Процесс этот был абсолютно закономерен. Сама по себе Гетманщина оказалась слабосильным неконкурентоспособным организмом. Крымское ханство в ее времена начиналось под Запорожьем. Граница с Польшей проходила сразу за Киевом по речке Ирпень — бегать далеко не надо. Необходим был союз для решения внешнеполитических проблем. И он удался!

К тому времени, когда Котляревский засядет за «Энеиду», все было уже иначе — и Речь Посполитая, и Крым просто перестали существовать под ударами единой восточнославянской империи. Победоносному офицеру императорской армии Ивану Котляревскому, на глазах и при участии которого свершилось это чудо, останется только снисходительно пошутить: «Як вернеться пан хан до Криму» и «до лясу, як ляхи метнулись». В выражениях он не стеснялся и симпатий не скрывал. Горе побежденным!
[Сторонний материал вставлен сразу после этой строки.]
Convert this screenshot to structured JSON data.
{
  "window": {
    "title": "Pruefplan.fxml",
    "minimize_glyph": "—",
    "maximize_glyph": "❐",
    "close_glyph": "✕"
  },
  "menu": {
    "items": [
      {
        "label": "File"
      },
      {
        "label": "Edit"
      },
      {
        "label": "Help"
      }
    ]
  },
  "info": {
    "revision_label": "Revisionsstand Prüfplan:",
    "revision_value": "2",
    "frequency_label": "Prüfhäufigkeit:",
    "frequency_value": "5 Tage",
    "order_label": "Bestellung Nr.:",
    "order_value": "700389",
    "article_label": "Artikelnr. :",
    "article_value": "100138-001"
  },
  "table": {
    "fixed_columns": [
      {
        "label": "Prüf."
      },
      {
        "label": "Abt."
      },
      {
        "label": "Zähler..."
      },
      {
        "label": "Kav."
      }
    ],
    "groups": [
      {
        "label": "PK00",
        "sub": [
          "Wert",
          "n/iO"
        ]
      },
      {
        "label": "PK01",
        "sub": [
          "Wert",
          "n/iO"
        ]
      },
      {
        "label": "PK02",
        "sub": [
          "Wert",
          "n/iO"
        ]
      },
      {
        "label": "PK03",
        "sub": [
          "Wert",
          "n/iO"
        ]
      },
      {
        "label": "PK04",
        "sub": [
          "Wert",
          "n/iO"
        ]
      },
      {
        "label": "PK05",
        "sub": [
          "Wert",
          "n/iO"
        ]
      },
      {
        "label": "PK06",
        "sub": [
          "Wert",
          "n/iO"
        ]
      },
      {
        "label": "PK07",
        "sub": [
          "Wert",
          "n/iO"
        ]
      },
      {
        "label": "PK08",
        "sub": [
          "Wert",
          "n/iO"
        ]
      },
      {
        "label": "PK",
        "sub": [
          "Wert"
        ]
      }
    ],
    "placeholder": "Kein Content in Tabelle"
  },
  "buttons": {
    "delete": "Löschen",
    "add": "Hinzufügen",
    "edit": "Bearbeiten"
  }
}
В пророчестве Юпитера в начале «Энеиды» содержится разгадка того, о чем на самом деле эта поэма:

Еней збудує сильне царство
i заведе своє там панство:
Не малий буде вiн панок.
На панщину весь свiт погонить,
Багацько хлопцiв там наплодить
i всiм їм буде ватажок.

XVIII век смотрел в античность, как в зеркало. Всемирное Государство римлян для него — прообраз всех будущих империи. Как человек наблюдательный, Котляревский отмечает параллели в украинской и римской истории. После поражения под Берестечком казаки оставляют Польше Правобережье, аналог чему в «Энеиде» — гибель Трои. Украинцы мигрируют на Слобожанщину, входившую в состав России — в поэме Эней с товарищами отправляется к царю Латину. Отношения с местной властью складываются непросто — порой доходит и до мордобоя. Но в результате Латин и Эней заключают союз, который принесет их потомству мировое господство и потерянную Трою, а казацкая старшина приобретает права российского дворянства и в союзе с ним возвращает при Екатерине II Правобережье, повергнув Польшу. Аналогия более чем очевидна.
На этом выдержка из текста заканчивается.